In 1700, Virginia's tobacco plantations were one of the most important elements of the economy of the British Empire, and the lavish plantation homes which survive to this day are testament to the great wealth of the Virginia Planters. Chesapeake Bay and the Delaware River estuary are both extremely well mapped for the time and feature a wealth of hydrographic information, including the locations of shoals and depth soundings. This information was of great importance to the plantation owners, as finding the access to best navigable rivers was a critical element of gaining a trading advantage.
Further to the north is Philadelphia, Pennsylvania. Founded only in 1682, it was the fastest growing city in the American colonies. New Jersey is shown to be divided into East and West Jersey, two separate proprietorships that would exist until New Jersey was united into one state during the American Revolution.
This chart was published by Pierre Mortier (1661-1711), a highly successful Amsterdam publisher. His descendants helped to found the firm of Covens & Mortier, which operated from 1721 to 1866. While born in the Netherlands, Mortier hailed from a French Huguenot family, and maintained extensive contacts in his ancestral homeland.
The present chart was issued as part of the Amsterdam edition of Alexis Hubert Jaillot's Suite du Neptune François, the first comprehensive sea atlas devised in France. The atlas was first issued in Paris in 1693 but did not include the present chart. In the late 1690s, Jaillot, the Royal Geographer to Louis XIV, decided to create an expanded edition of the Neptune, carefully selecting his cartographic sources. In devising the present map, he employed John Thornton and William Fisher's chart which appeared in the first edition of The English Pilot, The Fourth Book (London, 1689). This chart, in turn, was derived from Augustine Herrman's masterly map of Maryland (first published in 1673), considered to be one of the finest maps of American Colonial cartography. In 1700, Jaillot, impressed by the quality and relatively low printing costs offered by Mortier, commissioned the Amsterdam publisher to issue the new edition of the atlas. The present chart was never reissued, making the present chart the only state of the map.
Mortier's chart is an essential map for Chesapeake Bay, Virginia, and Maryland collectors.

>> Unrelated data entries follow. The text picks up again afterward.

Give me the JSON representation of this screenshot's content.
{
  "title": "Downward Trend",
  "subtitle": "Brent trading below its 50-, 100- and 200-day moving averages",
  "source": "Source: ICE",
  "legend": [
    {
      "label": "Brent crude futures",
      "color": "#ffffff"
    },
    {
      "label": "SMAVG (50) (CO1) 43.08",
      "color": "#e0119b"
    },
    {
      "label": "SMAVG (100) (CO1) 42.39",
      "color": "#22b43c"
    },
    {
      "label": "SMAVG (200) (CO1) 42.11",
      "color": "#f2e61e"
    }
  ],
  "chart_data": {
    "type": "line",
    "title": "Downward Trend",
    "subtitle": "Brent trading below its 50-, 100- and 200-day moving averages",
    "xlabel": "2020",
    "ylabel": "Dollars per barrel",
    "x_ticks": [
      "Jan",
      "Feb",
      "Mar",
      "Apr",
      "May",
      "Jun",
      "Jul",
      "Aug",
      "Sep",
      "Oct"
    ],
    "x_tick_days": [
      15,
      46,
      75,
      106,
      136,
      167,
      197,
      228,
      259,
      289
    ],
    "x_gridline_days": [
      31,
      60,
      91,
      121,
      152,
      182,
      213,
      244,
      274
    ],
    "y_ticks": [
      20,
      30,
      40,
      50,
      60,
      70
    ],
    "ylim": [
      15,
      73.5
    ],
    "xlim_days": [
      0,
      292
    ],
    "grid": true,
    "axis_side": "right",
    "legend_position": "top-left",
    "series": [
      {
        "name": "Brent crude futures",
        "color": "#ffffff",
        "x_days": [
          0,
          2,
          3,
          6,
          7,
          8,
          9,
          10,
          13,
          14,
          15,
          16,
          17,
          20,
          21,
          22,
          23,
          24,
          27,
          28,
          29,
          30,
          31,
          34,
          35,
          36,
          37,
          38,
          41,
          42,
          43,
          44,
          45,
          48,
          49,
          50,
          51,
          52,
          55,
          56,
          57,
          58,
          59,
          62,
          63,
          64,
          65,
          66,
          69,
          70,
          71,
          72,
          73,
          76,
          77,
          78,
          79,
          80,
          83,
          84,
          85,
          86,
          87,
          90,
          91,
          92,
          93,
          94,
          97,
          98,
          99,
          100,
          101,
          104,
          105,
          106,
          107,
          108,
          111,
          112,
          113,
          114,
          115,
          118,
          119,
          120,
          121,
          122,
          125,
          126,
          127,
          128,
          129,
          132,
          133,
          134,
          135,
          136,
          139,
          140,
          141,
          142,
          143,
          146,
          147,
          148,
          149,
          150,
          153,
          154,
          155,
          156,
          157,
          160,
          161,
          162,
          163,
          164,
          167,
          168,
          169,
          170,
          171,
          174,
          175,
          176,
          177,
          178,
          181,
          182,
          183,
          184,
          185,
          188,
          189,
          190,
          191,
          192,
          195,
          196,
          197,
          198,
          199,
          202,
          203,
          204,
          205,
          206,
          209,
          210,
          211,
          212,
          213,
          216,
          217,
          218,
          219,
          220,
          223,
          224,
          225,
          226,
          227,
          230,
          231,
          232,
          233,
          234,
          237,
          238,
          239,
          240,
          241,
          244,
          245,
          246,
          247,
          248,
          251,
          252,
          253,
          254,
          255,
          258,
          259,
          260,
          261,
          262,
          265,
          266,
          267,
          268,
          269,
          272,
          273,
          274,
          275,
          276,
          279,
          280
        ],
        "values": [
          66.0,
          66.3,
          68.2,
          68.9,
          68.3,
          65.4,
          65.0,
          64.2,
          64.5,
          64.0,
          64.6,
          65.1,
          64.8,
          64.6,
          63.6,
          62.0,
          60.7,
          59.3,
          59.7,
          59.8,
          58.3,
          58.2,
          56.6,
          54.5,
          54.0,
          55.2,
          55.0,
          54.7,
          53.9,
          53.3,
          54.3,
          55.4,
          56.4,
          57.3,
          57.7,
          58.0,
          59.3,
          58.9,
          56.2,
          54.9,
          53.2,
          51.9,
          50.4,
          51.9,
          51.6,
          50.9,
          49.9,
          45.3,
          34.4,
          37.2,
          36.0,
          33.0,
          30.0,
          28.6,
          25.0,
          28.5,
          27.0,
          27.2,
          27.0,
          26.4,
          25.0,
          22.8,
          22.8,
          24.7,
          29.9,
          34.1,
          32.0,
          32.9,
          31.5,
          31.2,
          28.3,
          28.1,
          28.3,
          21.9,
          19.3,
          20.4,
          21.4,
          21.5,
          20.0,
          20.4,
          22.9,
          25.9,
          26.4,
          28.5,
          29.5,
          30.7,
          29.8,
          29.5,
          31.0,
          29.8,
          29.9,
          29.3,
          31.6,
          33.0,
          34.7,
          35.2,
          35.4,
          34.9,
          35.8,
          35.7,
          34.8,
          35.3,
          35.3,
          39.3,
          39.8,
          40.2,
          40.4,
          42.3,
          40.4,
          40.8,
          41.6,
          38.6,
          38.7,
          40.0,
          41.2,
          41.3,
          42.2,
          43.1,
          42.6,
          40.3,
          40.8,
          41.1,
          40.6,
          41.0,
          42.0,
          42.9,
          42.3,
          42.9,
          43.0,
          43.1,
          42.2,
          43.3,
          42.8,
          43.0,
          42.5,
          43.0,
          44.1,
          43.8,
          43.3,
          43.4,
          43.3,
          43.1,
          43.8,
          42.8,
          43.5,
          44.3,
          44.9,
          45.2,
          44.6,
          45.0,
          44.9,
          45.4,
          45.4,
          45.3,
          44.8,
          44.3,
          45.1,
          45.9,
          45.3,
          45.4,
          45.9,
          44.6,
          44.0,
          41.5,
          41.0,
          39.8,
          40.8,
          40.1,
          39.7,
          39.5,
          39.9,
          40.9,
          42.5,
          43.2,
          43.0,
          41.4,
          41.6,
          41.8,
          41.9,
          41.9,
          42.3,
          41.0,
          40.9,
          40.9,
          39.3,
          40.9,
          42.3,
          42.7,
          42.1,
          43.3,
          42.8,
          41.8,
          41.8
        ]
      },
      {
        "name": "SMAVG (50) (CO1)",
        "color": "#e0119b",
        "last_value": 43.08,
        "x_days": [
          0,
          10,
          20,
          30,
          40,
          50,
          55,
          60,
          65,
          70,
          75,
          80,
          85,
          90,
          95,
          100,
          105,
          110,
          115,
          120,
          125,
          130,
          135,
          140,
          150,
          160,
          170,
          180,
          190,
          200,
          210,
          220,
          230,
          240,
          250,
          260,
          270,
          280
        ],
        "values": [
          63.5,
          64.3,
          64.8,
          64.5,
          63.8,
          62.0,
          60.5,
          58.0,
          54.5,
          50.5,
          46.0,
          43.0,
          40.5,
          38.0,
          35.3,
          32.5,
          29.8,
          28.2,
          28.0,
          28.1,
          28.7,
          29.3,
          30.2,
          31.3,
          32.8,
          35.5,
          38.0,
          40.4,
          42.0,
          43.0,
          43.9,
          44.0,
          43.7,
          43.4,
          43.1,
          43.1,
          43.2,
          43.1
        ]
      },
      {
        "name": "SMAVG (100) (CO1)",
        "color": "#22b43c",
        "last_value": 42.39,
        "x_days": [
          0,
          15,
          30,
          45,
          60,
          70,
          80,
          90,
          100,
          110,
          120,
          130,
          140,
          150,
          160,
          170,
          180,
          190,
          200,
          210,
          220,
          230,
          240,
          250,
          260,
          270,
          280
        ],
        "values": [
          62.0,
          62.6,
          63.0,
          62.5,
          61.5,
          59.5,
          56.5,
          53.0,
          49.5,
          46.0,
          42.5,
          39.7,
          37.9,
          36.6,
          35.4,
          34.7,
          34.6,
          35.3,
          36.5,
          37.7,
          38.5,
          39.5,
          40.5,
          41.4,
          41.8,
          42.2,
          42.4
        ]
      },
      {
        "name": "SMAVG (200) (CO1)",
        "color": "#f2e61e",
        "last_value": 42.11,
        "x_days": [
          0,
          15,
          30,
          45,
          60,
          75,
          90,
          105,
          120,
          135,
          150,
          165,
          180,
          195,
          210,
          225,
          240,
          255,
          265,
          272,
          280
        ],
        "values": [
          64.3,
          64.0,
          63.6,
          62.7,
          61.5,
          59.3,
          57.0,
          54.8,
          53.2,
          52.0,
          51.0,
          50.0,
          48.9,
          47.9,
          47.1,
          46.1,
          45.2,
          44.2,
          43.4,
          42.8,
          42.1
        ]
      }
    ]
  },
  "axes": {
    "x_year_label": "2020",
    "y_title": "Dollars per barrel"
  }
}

Pierre, or Pieter, Mortier (1661-1711) was a Dutch engraver, son of a French refugee. He was born in Leiden. In 1690 he was granted a privilege to publish French maps in Dutch lands. In 1693 he released the first and accompanying volume of the Neptune Francois. The third followed in 1700. His son, Cornelis (1699-1783), would partner with Johannes Covens I, creating one of the most important map publishing companies of the eighteenth century.